My next job was to take all the pictures in the Witney Gazette each week and generally freelance. Richard Early asked me to take some pictures of his blanket factory from the air. I took advantage of the flight to photograph several other sites nearby, including one of Eynsham in 1965 (first picture in the gallery).
Fortunately for me the Witney Gazette was soon swallowed up by Westminster Press, which resulted in me getting my coveted position as an NUJ staff photographer on the Oxford Mail and Times. The 1960s were a golden era for press photography. Lord Snowdon and others had given it some street cred. As a member of the editorial team I earned a good wage. I was one of nine photographers. Now I’m afraid there are none. Papers rely on freelances and readers sending in their digital photos, which are often not paid for. People just like to see their handiwork in print.

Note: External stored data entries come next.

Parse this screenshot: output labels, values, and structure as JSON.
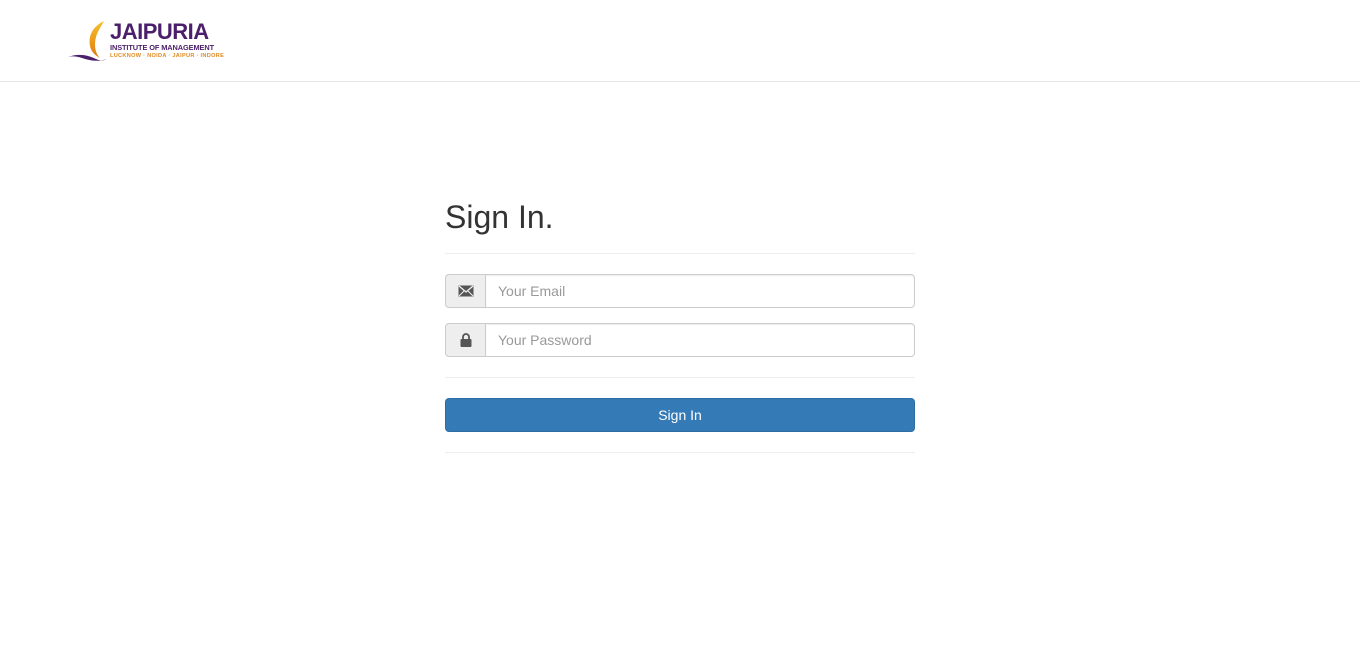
{
  "brand": {
    "name": "JAIPURIA",
    "subtitle": "INSTITUTE OF MANAGEMENT",
    "cities": "LUCKNOW · NOIDA · JAIPUR · INDORE",
    "colors": {
      "purple": "#4b1f6b",
      "orange": "#e08a1e"
    }
  },
  "form": {
    "title": "Sign In.",
    "email": {
      "value": "",
      "placeholder": "Your Email",
      "icon": "envelope-icon"
    },
    "password": {
      "value": "",
      "placeholder": "Your Password",
      "icon": "lock-icon"
    },
    "submit_label": "Sign In"
  },
  "colors": {
    "primary": "#337ab7"
  }
}
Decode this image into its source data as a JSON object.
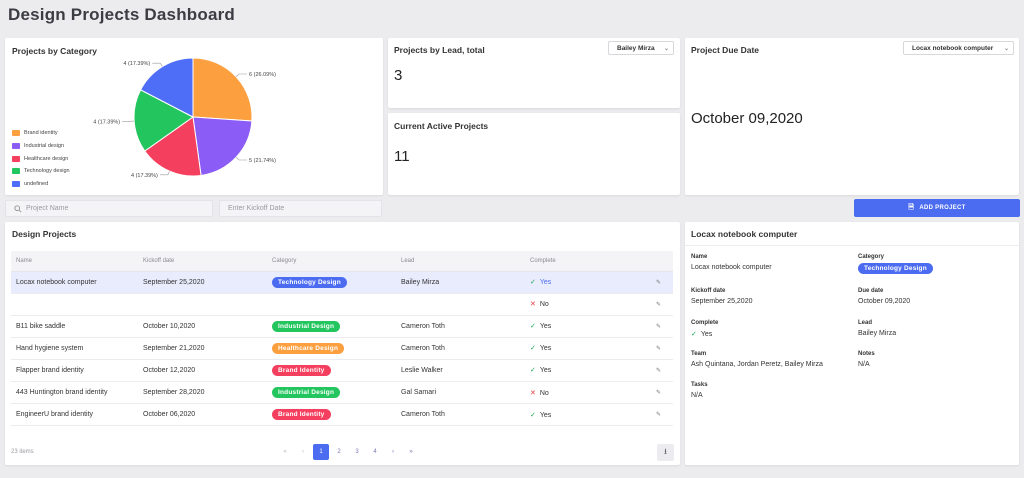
{
  "page_title": "Design Projects Dashboard",
  "pie_card": {
    "title": "Projects by Category",
    "legend": [
      {
        "label": "Brand identity",
        "color": "#fb9f3f"
      },
      {
        "label": "Industrial design",
        "color": "#8b5cf6"
      },
      {
        "label": "Healthcare design",
        "color": "#f43f5e"
      },
      {
        "label": "Technology design",
        "color": "#22c55e"
      },
      {
        "label": "undefined",
        "color": "#4f6ef7"
      }
    ],
    "slices": [
      {
        "label": "6 (26.09%)",
        "value": 6,
        "color": "#fb9f3f"
      },
      {
        "label": "5 (21.74%)",
        "value": 5,
        "color": "#8b5cf6"
      },
      {
        "label": "4 (17.39%)",
        "value": 4,
        "color": "#f43f5e"
      },
      {
        "label": "4 (17.39%)",
        "value": 4,
        "color": "#22c55e"
      },
      {
        "label": "4 (17.39%)",
        "value": 4,
        "color": "#4f6ef7"
      }
    ]
  },
  "lead_card": {
    "title": "Projects by Lead, total",
    "select_value": "Bailey Mirza",
    "value": "3"
  },
  "active_card": {
    "title": "Current Active Projects",
    "value": "11"
  },
  "due_card": {
    "title": "Project Due Date",
    "select_value": "Locax notebook computer",
    "value": "October 09,2020"
  },
  "search": {
    "name_placeholder": "Project Name",
    "date_placeholder": "Enter Kickoff Date"
  },
  "add_button": {
    "label": "ADD PROJECT",
    "color": "#4b6cf0"
  },
  "table": {
    "title": "Design Projects",
    "columns": [
      "Name",
      "Kickoff date",
      "Category",
      "Lead",
      "Complete"
    ],
    "rows": [
      {
        "name": "Locax notebook computer",
        "date": "September 25,2020",
        "category": "Technology Design",
        "cat_color": "#4b6cf0",
        "lead": "Bailey Mirza",
        "complete": "Yes",
        "ok": true,
        "selected": true
      },
      {
        "name": "",
        "date": "",
        "category": "",
        "cat_color": "",
        "lead": "",
        "complete": "No",
        "ok": false,
        "selected": false
      },
      {
        "name": "B11 bike saddle",
        "date": "October 10,2020",
        "category": "Industrial Design",
        "cat_color": "#22c55e",
        "lead": "Cameron Toth",
        "complete": "Yes",
        "ok": true,
        "selected": false
      },
      {
        "name": "Hand hygiene system",
        "date": "September 21,2020",
        "category": "Healthcare Design",
        "cat_color": "#fb9f3f",
        "lead": "Cameron Toth",
        "complete": "Yes",
        "ok": true,
        "selected": false
      },
      {
        "name": "Flapper brand identity",
        "date": "October 12,2020",
        "category": "Brand Identity",
        "cat_color": "#f43f5e",
        "lead": "Leslie Walker",
        "complete": "Yes",
        "ok": true,
        "selected": false
      },
      {
        "name": "443 Huntington brand identity",
        "date": "September 28,2020",
        "category": "Industrial Design",
        "cat_color": "#22c55e",
        "lead": "Gal Samari",
        "complete": "No",
        "ok": false,
        "selected": false
      },
      {
        "name": "EngineerU brand identity",
        "date": "October 06,2020",
        "category": "Brand Identity",
        "cat_color": "#f43f5e",
        "lead": "Cameron Toth",
        "complete": "Yes",
        "ok": true,
        "selected": false
      }
    ],
    "item_count": "23 items",
    "pages": [
      "1",
      "2",
      "3",
      "4"
    ],
    "current_page": "1"
  },
  "detail": {
    "title": "Locax notebook computer",
    "name_label": "Name",
    "name": "Locax notebook computer",
    "category_label": "Category",
    "category": "Technology Design",
    "category_color": "#4b6cf0",
    "kickoff_label": "Kickoff date",
    "kickoff": "September 25,2020",
    "due_label": "Due date",
    "due": "October 09,2020",
    "complete_label": "Complete",
    "complete": "Yes",
    "lead_label": "Lead",
    "lead": "Bailey Mirza",
    "team_label": "Team",
    "team": "Ash Quintana, Jordan Peretz, Bailey Mirza",
    "notes_label": "Notes",
    "notes": "N/A",
    "tasks_label": "Tasks",
    "tasks": "N/A"
  }
}
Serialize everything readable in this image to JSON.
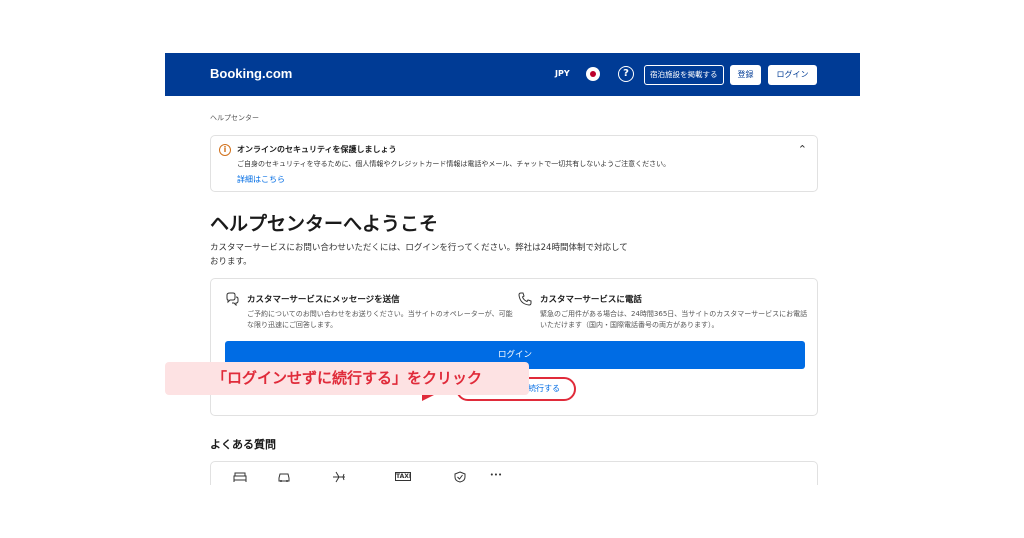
{
  "header": {
    "logo": "Booking.com",
    "currency": "JPY",
    "list_property": "宿泊施設を掲載する",
    "register": "登録",
    "login": "ログイン"
  },
  "breadcrumb": "ヘルプセンター",
  "alert": {
    "title": "オンラインのセキュリティを保護しましょう",
    "body": "ご自身のセキュリティを守るために、個人情報やクレジットカード情報は電話やメール、チャットで一切共有しないようご注意ください。",
    "link": "詳細はこちら"
  },
  "welcome": {
    "title": "ヘルプセンターへようこそ",
    "intro": "カスタマーサービスにお問い合わせいただくには、ログインを行ってください。弊社は24時間体制で対応しております。"
  },
  "contact": {
    "message": {
      "title": "カスタマーサービスにメッセージを送信",
      "desc": "ご予約についてのお問い合わせをお送りください。当サイトのオペレーターが、可能な限り迅速にご回答します。"
    },
    "phone": {
      "title": "カスタマーサービスに電話",
      "desc": "緊急のご用件がある場合は、24時間365日、当サイトのカスタマーサービスにお電話いただけます（国内・国際電話番号の両方があります）。"
    },
    "login_button": "ログイン",
    "continue_link": "ログインせずに続行する"
  },
  "annotation": "「ログインせずに続行する」をクリック",
  "faq": {
    "title": "よくある質問",
    "taxi_label": "TAXI",
    "more_label": "•••"
  },
  "colors": {
    "brand": "#003b95",
    "primary": "#006ce4",
    "highlight": "#e02b3a",
    "annotation_bg": "#fde2e3"
  }
}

I started off in a little house in West End, Witney, I remember various friends and family huddling round my little black and white TV to watch in awe the first moon landing. I had a handsome pussycat, Caesar, who used to frequent the pubs if I was out in the evening. Dear Don joined me after we got married, while he was busy making Millstone Cottage in Eynsham habitable before the arrival of Katie in the summer of 1970. I had a darkroom at the bottom of my garden. The chief photographer gave me my diary jobs at breakfast time and I walked my overnight pictures to the Witney Office to be taken up early next morning. I was obviously on call, so if anything happened in West Oxfordshire I was there to cover it.
The gallery shows our own primary school in 1968. It was a show school, only two years old. The year before I had taken pictures of a delegation studying its revolutionary teaching methods. I was called out to the fire in the middle of the night and returned in the morning to show the devastation as children went to school without warning of what they would be facing - no mobile phones then.